Dr. Barnard acted under more liberal legislation. South Africa. He acted like a visionary, defending a legal approach that allowed a neurosurgeon to declare a patient dead if the patient showed no response to light or pain. And once the consent of the family or immediate family of such a patient was obtained, the transplant team could quickly remove the necessary organs, including the heart, through which blood was still circulating.

It can be said that the rivals had almost equal chances, but Dr. Barnard came to the “finish” first, on December 3, 1967. His first patient was one Louis Washkansky, a 55-year-old grocer who got the heart of a young woman who died from a traumatic brain injury sustained in a car accident. Washkansky lived 18 days after this operation, dying from a lung infection that arose against the backdrop of a weakening immune system body due to drugs taken to prevent organ rejection.

Less than a month later, Dr. Shumway performed the first heart transplant in the Americas on January 9, 1968. However, the talented surgeon was forced to settle for only second place. His patient, a 54-year-old steel worker, lived 14 days after the transplant. After the patient passed away, Dr. Shumway acknowledged the presence of, as he himself put it, "a fantastically cosmic number of complications."

How long do people live after a heart transplant?

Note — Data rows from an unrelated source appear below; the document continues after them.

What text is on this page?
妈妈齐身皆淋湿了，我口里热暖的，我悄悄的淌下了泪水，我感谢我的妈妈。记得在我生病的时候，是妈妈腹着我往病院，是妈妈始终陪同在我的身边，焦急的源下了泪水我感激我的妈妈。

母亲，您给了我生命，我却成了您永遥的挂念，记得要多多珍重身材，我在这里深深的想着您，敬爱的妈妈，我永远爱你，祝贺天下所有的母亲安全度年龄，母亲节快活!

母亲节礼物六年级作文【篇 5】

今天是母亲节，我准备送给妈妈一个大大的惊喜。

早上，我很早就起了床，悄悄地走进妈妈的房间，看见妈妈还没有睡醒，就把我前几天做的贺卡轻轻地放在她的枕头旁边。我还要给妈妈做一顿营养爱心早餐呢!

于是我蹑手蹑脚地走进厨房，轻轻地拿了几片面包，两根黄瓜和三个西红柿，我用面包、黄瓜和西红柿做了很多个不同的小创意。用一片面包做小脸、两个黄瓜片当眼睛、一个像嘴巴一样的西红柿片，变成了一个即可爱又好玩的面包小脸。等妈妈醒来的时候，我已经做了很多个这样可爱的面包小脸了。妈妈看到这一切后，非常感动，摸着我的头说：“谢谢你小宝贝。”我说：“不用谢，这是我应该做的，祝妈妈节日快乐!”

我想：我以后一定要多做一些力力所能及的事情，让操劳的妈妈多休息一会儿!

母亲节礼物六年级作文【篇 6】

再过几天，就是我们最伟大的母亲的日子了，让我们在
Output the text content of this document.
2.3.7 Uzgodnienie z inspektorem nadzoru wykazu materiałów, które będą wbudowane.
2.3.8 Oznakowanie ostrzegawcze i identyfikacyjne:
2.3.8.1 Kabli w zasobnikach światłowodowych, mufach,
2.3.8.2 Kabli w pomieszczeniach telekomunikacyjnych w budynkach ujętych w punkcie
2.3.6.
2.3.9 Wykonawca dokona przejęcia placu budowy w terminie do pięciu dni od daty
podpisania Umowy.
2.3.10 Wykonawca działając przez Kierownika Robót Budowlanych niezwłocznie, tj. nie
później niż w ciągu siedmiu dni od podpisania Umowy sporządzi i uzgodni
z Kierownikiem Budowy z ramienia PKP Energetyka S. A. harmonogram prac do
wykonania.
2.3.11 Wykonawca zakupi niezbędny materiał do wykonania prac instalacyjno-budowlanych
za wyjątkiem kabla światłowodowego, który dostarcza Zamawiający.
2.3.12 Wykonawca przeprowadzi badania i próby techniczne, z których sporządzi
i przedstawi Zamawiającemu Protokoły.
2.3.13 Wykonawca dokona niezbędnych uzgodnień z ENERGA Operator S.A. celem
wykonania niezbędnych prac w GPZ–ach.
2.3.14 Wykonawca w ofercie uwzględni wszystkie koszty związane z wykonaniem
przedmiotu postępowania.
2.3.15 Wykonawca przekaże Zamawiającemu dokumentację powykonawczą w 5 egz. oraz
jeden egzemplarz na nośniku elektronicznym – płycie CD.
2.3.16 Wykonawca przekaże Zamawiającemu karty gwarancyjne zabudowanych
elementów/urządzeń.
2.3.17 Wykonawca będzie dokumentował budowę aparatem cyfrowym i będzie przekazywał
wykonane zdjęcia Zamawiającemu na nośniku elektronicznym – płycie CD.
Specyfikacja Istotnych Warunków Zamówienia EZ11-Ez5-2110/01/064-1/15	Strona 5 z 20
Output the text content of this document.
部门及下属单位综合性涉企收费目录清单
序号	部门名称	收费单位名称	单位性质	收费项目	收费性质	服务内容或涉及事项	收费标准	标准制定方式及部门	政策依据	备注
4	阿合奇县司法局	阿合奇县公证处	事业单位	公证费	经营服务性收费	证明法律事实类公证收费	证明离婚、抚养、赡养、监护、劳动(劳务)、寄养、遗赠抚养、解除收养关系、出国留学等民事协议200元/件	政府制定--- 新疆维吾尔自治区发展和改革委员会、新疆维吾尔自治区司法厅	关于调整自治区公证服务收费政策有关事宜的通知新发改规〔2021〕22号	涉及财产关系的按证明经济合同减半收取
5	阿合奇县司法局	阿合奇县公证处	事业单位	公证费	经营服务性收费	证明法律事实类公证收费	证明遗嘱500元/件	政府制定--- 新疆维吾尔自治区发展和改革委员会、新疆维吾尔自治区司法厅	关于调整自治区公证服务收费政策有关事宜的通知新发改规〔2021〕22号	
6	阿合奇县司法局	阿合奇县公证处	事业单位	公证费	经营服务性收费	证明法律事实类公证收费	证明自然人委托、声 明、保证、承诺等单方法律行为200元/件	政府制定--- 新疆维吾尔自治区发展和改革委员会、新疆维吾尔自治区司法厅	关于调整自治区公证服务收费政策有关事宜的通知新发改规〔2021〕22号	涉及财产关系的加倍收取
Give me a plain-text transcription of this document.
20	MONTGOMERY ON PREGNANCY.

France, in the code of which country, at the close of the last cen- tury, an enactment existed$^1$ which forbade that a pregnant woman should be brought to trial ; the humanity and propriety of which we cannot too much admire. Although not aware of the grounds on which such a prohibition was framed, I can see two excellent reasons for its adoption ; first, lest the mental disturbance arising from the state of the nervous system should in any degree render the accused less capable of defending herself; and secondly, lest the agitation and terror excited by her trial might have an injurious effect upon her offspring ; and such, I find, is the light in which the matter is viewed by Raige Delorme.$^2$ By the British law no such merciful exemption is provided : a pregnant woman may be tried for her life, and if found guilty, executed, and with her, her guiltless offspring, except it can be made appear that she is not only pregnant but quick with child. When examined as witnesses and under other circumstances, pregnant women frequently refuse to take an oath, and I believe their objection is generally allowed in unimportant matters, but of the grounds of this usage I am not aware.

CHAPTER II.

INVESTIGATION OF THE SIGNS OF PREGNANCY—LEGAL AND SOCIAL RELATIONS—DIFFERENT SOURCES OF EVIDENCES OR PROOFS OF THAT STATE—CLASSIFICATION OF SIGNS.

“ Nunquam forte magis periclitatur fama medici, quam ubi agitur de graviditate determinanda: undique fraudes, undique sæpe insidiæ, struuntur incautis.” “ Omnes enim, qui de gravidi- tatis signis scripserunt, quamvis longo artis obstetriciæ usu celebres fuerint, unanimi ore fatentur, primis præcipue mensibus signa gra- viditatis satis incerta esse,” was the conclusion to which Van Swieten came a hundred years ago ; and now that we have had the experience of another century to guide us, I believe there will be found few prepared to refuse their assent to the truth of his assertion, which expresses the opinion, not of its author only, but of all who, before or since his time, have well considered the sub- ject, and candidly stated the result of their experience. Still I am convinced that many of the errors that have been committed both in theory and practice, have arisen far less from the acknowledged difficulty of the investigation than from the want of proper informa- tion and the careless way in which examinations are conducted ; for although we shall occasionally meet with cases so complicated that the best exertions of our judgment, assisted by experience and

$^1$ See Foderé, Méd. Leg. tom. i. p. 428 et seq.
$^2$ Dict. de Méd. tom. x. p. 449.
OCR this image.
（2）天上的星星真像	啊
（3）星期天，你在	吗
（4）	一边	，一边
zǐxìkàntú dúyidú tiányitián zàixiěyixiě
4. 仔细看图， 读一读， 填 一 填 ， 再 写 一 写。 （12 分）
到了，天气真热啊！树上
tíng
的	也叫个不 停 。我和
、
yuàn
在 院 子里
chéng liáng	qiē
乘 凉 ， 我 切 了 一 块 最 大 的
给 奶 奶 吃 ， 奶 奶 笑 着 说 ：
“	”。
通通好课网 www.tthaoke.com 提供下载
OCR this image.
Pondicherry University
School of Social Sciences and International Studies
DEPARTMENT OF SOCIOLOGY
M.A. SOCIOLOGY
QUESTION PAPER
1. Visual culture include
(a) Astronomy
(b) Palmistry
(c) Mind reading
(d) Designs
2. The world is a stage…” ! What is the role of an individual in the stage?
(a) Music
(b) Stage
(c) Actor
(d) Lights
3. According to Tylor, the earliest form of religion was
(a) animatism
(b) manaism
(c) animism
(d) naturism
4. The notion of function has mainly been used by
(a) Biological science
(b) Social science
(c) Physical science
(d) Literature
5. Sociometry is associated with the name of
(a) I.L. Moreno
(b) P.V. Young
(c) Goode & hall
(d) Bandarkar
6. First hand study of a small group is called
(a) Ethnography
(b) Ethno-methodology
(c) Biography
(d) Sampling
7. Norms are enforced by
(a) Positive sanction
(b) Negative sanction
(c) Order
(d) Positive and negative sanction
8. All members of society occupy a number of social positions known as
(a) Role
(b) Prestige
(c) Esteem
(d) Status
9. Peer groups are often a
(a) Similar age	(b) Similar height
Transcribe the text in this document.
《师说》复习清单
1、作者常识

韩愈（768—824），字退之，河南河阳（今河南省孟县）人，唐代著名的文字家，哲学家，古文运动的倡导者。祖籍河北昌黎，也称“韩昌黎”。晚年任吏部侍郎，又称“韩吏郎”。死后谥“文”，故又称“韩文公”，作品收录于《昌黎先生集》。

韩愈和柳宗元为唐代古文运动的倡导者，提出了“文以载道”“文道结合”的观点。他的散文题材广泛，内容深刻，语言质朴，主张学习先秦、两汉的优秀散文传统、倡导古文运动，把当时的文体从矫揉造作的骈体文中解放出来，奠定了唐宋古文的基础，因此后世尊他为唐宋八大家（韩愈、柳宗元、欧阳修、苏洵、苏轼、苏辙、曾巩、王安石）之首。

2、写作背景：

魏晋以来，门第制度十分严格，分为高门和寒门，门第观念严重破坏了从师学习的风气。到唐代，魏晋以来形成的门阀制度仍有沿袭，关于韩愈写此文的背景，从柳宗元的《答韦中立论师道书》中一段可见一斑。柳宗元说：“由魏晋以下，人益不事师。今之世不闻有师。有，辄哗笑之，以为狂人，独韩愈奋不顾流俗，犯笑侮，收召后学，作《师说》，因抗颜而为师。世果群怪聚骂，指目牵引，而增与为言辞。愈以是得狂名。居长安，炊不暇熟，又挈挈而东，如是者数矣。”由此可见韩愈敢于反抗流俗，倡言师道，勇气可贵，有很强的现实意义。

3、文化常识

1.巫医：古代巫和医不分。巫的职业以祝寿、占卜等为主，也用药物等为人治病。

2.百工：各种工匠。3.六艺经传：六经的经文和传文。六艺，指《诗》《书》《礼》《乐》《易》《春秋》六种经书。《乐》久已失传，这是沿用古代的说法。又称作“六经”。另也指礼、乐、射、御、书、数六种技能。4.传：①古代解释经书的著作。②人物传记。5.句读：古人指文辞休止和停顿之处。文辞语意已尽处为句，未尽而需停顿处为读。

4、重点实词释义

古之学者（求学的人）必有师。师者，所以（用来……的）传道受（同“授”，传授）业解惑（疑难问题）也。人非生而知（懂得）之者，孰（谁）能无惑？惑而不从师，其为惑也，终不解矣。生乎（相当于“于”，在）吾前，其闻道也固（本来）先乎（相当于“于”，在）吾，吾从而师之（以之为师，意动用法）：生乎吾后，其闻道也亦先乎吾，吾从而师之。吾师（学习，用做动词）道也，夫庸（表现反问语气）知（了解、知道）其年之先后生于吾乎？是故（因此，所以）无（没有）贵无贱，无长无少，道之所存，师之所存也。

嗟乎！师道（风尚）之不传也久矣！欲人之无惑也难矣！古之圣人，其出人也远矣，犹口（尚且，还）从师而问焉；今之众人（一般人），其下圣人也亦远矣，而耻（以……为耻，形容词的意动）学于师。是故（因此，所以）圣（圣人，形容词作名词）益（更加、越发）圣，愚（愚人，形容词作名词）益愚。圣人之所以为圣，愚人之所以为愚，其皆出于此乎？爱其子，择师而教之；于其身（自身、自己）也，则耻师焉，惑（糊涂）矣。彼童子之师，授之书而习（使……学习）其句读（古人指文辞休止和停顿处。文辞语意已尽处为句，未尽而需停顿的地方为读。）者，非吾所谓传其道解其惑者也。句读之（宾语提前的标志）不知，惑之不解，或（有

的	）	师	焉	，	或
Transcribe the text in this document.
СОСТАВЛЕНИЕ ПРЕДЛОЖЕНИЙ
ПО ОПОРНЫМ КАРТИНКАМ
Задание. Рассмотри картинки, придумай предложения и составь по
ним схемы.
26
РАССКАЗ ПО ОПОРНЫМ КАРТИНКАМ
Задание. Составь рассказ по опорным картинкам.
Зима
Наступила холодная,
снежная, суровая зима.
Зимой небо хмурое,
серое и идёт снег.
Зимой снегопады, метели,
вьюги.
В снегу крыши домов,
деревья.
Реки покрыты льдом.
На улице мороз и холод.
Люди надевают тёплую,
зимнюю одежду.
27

Mechanical heart or grown?


Nowadays, given the quality medical preparations, which prevent the body of patients from rejecting a foreign organ, the life expectancy of some heart transplant patients is truly amazing.

Approximately 85% of patients live at least a year after such a complex procedure. The average life expectancy after such an operation is from 12 to 14 years if the patient survived the first year after an organ transplant.

Despite the fact that heart transplant surgery has saved many lives, many more people have died while waiting for such an operation. For example, in the US alone Approximately 3,000 such operations are performed per year; and there are about 4,000 people on the transplant waiting list at all times. Despite a public campaign to increase the number of donor hearts, the average number of available organs per year remains about the same.

If we take into account the total number of Americans suffering from heart failure, then, as one Lynn Stevenson, an expert in cardiovascular diseases one of the most prestigious research universities USA - Vanderbilt University, "Heart transplant surgery is as much an answer to heart failure as the lottery is the answer to poverty". It turns out that the hope for development this direction medicine through donor hearts is utopian.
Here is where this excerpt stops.